And now to the main topic of this article – the PHYRD_STORIDX_SAVED_BYTES metric (that comes from the cell physical IO bytes saved by storage index metric in V$SESSTAT) shows that we have managed to avoid doing 15700 MB worth of IO completely thanks to the storage indexes. And this is without having any direct SQL filter predicates on the large ORDERS table! How is this possible? Keep reading :-)

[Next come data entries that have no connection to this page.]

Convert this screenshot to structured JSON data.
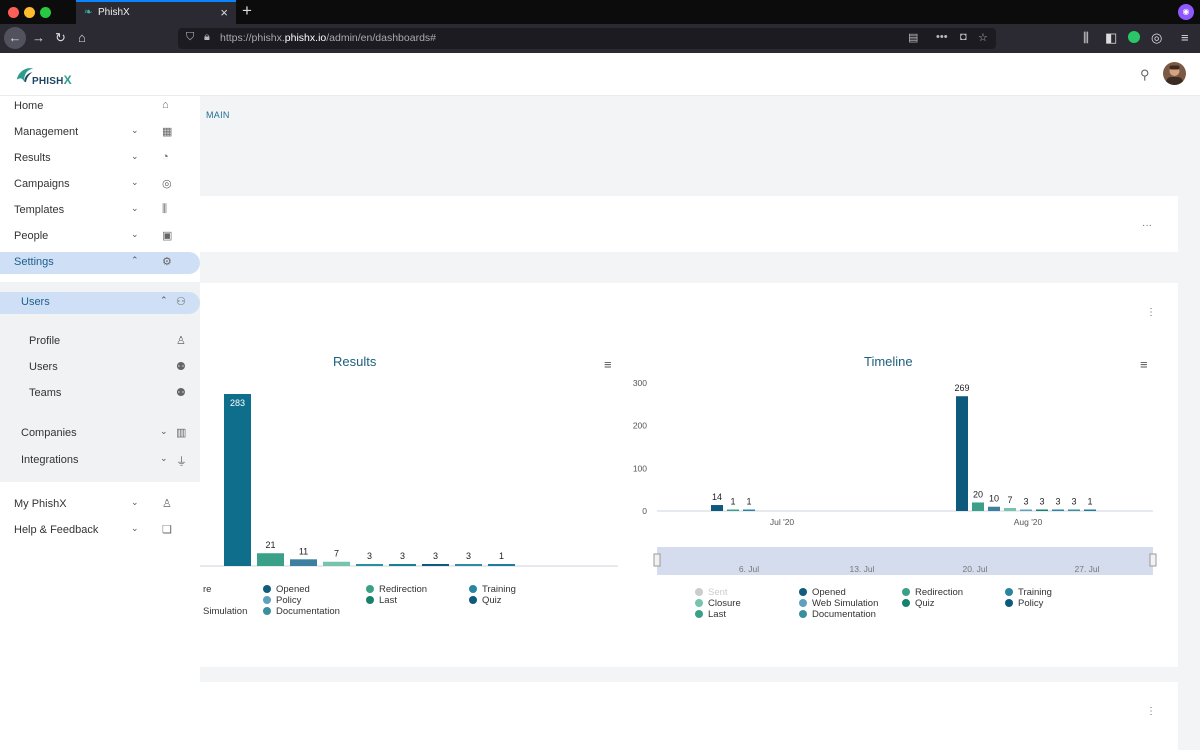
{
  "browser": {
    "tab_title": "PhishX",
    "url_prefix": "https://phishx.",
    "url_domain": "phishx.io",
    "url_path": "/admin/en/dashboards#"
  },
  "app": {
    "logo_text": "PHISH",
    "logo_x": "X"
  },
  "breadcrumb": "MAIN",
  "sidebar": {
    "items": [
      {
        "label": "Home",
        "icon": "home-icon"
      },
      {
        "label": "Management",
        "icon": "grid-icon"
      },
      {
        "label": "Results",
        "icon": "pie-icon"
      },
      {
        "label": "Campaigns",
        "icon": "target-icon"
      },
      {
        "label": "Templates",
        "icon": "books-icon"
      },
      {
        "label": "People",
        "icon": "contact-icon"
      },
      {
        "label": "Settings",
        "icon": "gears-icon"
      },
      {
        "label": "Users",
        "icon": "user-gear-icon"
      },
      {
        "label": "Profile",
        "icon": "person-icon"
      },
      {
        "label": "Users",
        "icon": "users-icon"
      },
      {
        "label": "Teams",
        "icon": "team-icon"
      },
      {
        "label": "Companies",
        "icon": "buildings-icon"
      },
      {
        "label": "Integrations",
        "icon": "plug-icon"
      },
      {
        "label": "My PhishX",
        "icon": "badge-icon"
      },
      {
        "label": "Help & Feedback",
        "icon": "chat-icon"
      }
    ]
  },
  "chart_data": [
    {
      "type": "bar",
      "title": "Results",
      "values": [
        283,
        21,
        11,
        7,
        3,
        3,
        3,
        3,
        1
      ],
      "colors": [
        "#0f6e8c",
        "#3aa188",
        "#3c7fa0",
        "#74c4ae",
        "#2a8fa3",
        "#1a7f93",
        "#0e5a7d",
        "#2d8ca5",
        "#1c7d9c"
      ],
      "legend": [
        {
          "label": "re",
          "color": "#ffffff"
        },
        {
          "label": "Opened",
          "color": "#125c7d"
        },
        {
          "label": "Redirection",
          "color": "#3aa188"
        },
        {
          "label": "Training",
          "color": "#2a86a0"
        },
        {
          "label": "Simulation",
          "color": "#ffffff"
        },
        {
          "label": "Policy",
          "color": "#5fa0be"
        },
        {
          "label": "Last",
          "color": "#16826b"
        },
        {
          "label": "Quiz",
          "color": "#0e5a7d"
        },
        {
          "label": "Documentation",
          "color": "#3a8f9e"
        }
      ]
    },
    {
      "type": "bar",
      "title": "Timeline",
      "yticks": [
        "300",
        "200",
        "100",
        "0"
      ],
      "ylim": [
        0,
        300
      ],
      "xticks": [
        "Jul '20",
        "Aug '20"
      ],
      "groups": [
        {
          "label": "Jul '20",
          "values": [
            14,
            1,
            1
          ]
        },
        {
          "label": "Aug '20",
          "values": [
            269,
            20,
            10,
            7,
            3,
            3,
            3,
            3,
            1
          ]
        }
      ],
      "navigator_ticks": [
        "6. Jul",
        "13. Jul",
        "20. Jul",
        "27. Jul"
      ],
      "legend": [
        {
          "label": "Sent",
          "color": "#cccccc"
        },
        {
          "label": "Opened",
          "color": "#125c7d"
        },
        {
          "label": "Redirection",
          "color": "#3aa188"
        },
        {
          "label": "Training",
          "color": "#2a86a0"
        },
        {
          "label": "Closure",
          "color": "#74c4ae"
        },
        {
          "label": "Web Simulation",
          "color": "#5fa0be"
        },
        {
          "label": "Quiz",
          "color": "#16826b"
        },
        {
          "label": "Policy",
          "color": "#0e5a7d"
        },
        {
          "label": "Last",
          "color": "#3aa188"
        },
        {
          "label": "Documentation",
          "color": "#3a8f9e"
        }
      ]
    }
  ]
}
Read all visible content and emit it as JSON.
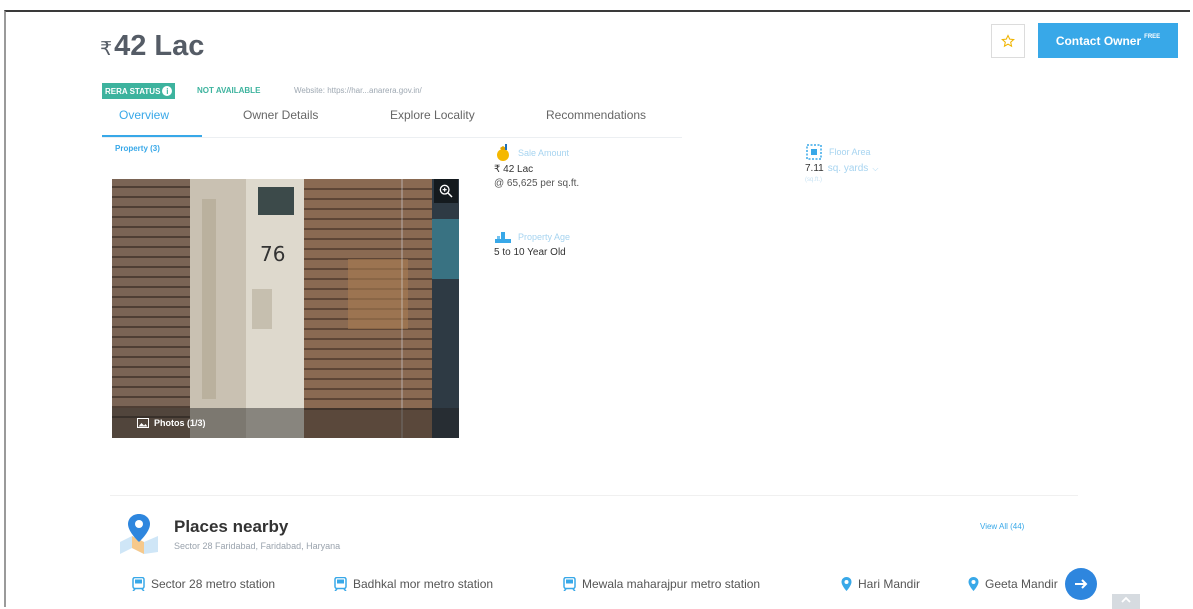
{
  "header": {
    "currency_symbol": "₹",
    "price": "42 Lac",
    "contact_label": "Contact Owner",
    "contact_badge": "FREE",
    "star_icon": "star-outline-icon",
    "accent_color": "#38a8e8"
  },
  "rera": {
    "status_label": "RERA STATUS",
    "status_value": "NOT AVAILABLE",
    "website": "Website: https://har...anarera.gov.in/",
    "badge_color": "#3db39e"
  },
  "tabs": [
    {
      "label": "Overview",
      "active": true
    },
    {
      "label": "Owner Details",
      "active": false
    },
    {
      "label": "Explore Locality",
      "active": false
    },
    {
      "label": "Recommendations",
      "active": false
    }
  ],
  "property_label": "Property (3)",
  "photo": {
    "count_label": "Photos (1/3)",
    "number_text": "76"
  },
  "details": {
    "sale_amount_label": "Sale Amount",
    "sale_amount_value": "₹ 42 Lac",
    "sale_amount_rate": "@ 65,625 per sq.ft.",
    "area_label": "Floor Area",
    "area_value": "7.11",
    "area_unit": "sq. yards",
    "area_sub": "(sq.ft.)",
    "age_label": "Property Age",
    "age_value": "5 to 10 Year Old"
  },
  "places": {
    "title": "Places nearby",
    "subtitle": "Sector 28 Faridabad, Faridabad, Haryana",
    "view_all": "View All (44)",
    "items": [
      {
        "label": "Sector 28 metro station",
        "icon": "metro-icon"
      },
      {
        "label": "Badhkal mor metro station",
        "icon": "metro-icon"
      },
      {
        "label": "Mewala maharajpur metro station",
        "icon": "metro-icon"
      },
      {
        "label": "Hari Mandir",
        "icon": "pin-icon"
      },
      {
        "label": "Geeta Mandir",
        "icon": "pin-icon"
      }
    ]
  }
}
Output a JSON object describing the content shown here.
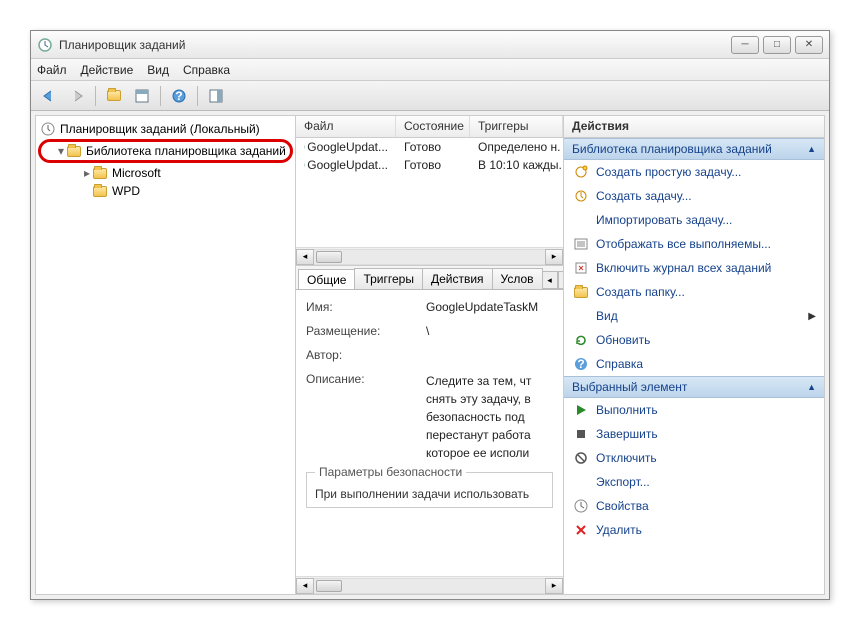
{
  "window": {
    "title": "Планировщик заданий"
  },
  "menu": {
    "file": "Файл",
    "action": "Действие",
    "view": "Вид",
    "help": "Справка"
  },
  "tree": {
    "root": "Планировщик заданий (Локальный)",
    "lib": "Библиотека планировщика заданий",
    "children": [
      "Microsoft",
      "WPD"
    ]
  },
  "tasklist": {
    "cols": {
      "file": "Файл",
      "state": "Состояние",
      "triggers": "Триггеры"
    },
    "rows": [
      {
        "file": "GoogleUpdat...",
        "state": "Готово",
        "triggers": "Определено н."
      },
      {
        "file": "GoogleUpdat...",
        "state": "Готово",
        "triggers": "В 10:10 кажды."
      }
    ]
  },
  "detail": {
    "tabs": {
      "general": "Общие",
      "triggers": "Триггеры",
      "actions": "Действия",
      "conditions": "Услов"
    },
    "name_label": "Имя:",
    "name_value": "GoogleUpdateTaskМ",
    "location_label": "Размещение:",
    "location_value": "\\",
    "author_label": "Автор:",
    "desc_label": "Описание:",
    "desc_value": "Следите за тем, чт снять эту задачу, в безопасность под перестанут работа которое ее исполи",
    "security_group": "Параметры безопасности",
    "security_line": "При выполнении задачи использовать"
  },
  "actions": {
    "header": "Действия",
    "group1": "Библиотека планировщика заданий",
    "items1": [
      "Создать простую задачу...",
      "Создать задачу...",
      "Импортировать задачу...",
      "Отображать все выполняемы...",
      "Включить журнал всех заданий",
      "Создать папку...",
      "Вид",
      "Обновить",
      "Справка"
    ],
    "group2": "Выбранный элемент",
    "items2": [
      "Выполнить",
      "Завершить",
      "Отключить",
      "Экспорт...",
      "Свойства",
      "Удалить"
    ]
  }
}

Before going deeper, let’s look into the predicate section of these cursors.

The slow serial query:

--------------------------------------------------------------------------------------
| Id  | Operation                           | Name          | E-Rows | Pstart| Pstop |
--------------------------------------------------------------------------------------
|   0 | SELECT STATEMENT                    |               |        |       |       |
|*  1 |  HASH JOIN                          |               |      1 |       |       |
|   2 |   TABLE ACCESS BY GLOBAL INDEX ROWID| CUSTOMERS     |      1 | ROWID | ROWID |
|*  3 |    INDEX RANGE SCAN                 | CUST_EMAIL_IX |      1 |       |       |
|   4 |   PARTITION HASH ALL                |               |    506M|     1 |    64 |
|   5 |    TABLE ACCESS STORAGE FULL        | ORDERS        |    506M|     1 |    64 |
--------------------------------------------------------------------------------------

Predicate Information (identified by operation id):
---------------------------------------------------

   1 - access("O"."CUSTOMER_ID"="C"."CUSTOMER_ID")
   3 - access("C"."CUST_EMAIL"='florencio@ivtboge.com')

The fast parallel query:

-------------------------------------------------------------------------------------------
| Id  | Operation                                | Name          | E-Rows | Pstart| Pstop |
-------------------------------------------------------------------------------------------
|   0 | SELECT STATEMENT                         |               |        |       |       |
|   1 |  PX COORDINATOR                          |               |        |       |       |
|   2 |   PX SEND QC (RANDOM)                    | :TQ10001      |      1 |       |       |
|*  3 |    HASH JOIN                             |               |      1 |       |       |
|   4 |     BUFFER SORT                          |               |        |       |       |
|   5 |      PX RECEIVE                          |               |      1 |       |       |
|   6 |       PX SEND BROADCAST                  | :TQ10000      |      1 |       |       |
|   7 |        TABLE ACCESS BY GLOBAL INDEX ROWID| CUSTOMERS     |      1 | ROWID | ROWID |
|*  8 |         INDEX RANGE SCAN                 | CUST_EMAIL_IX |      1 |       |       |
|   9 |     PX PARTITION HASH ALL                |               |    506M|     1 |    64 |
|* 10 |      TABLE ACCESS STORAGE FULL           | ORDERS        |    506M|     1 |    64 |
-------------------------------------------------------------------------------------------

Predicate Information (identified by operation id):
---------------------------------------------------

   3 - access("O"."CUSTOMER_ID"="C"."CUSTOMER_ID")
   8 - access("C"."CUST_EMAIL"='florencio@ivtboge.com')
  10 - storage(SYS_OP_BLOOM_FILTER(:BF0000,"O"."CUSTOMER_ID"))
       filter(SYS_OP_BLOOM_FILTER(:BF0000,"O"."CUSTOMER_ID"))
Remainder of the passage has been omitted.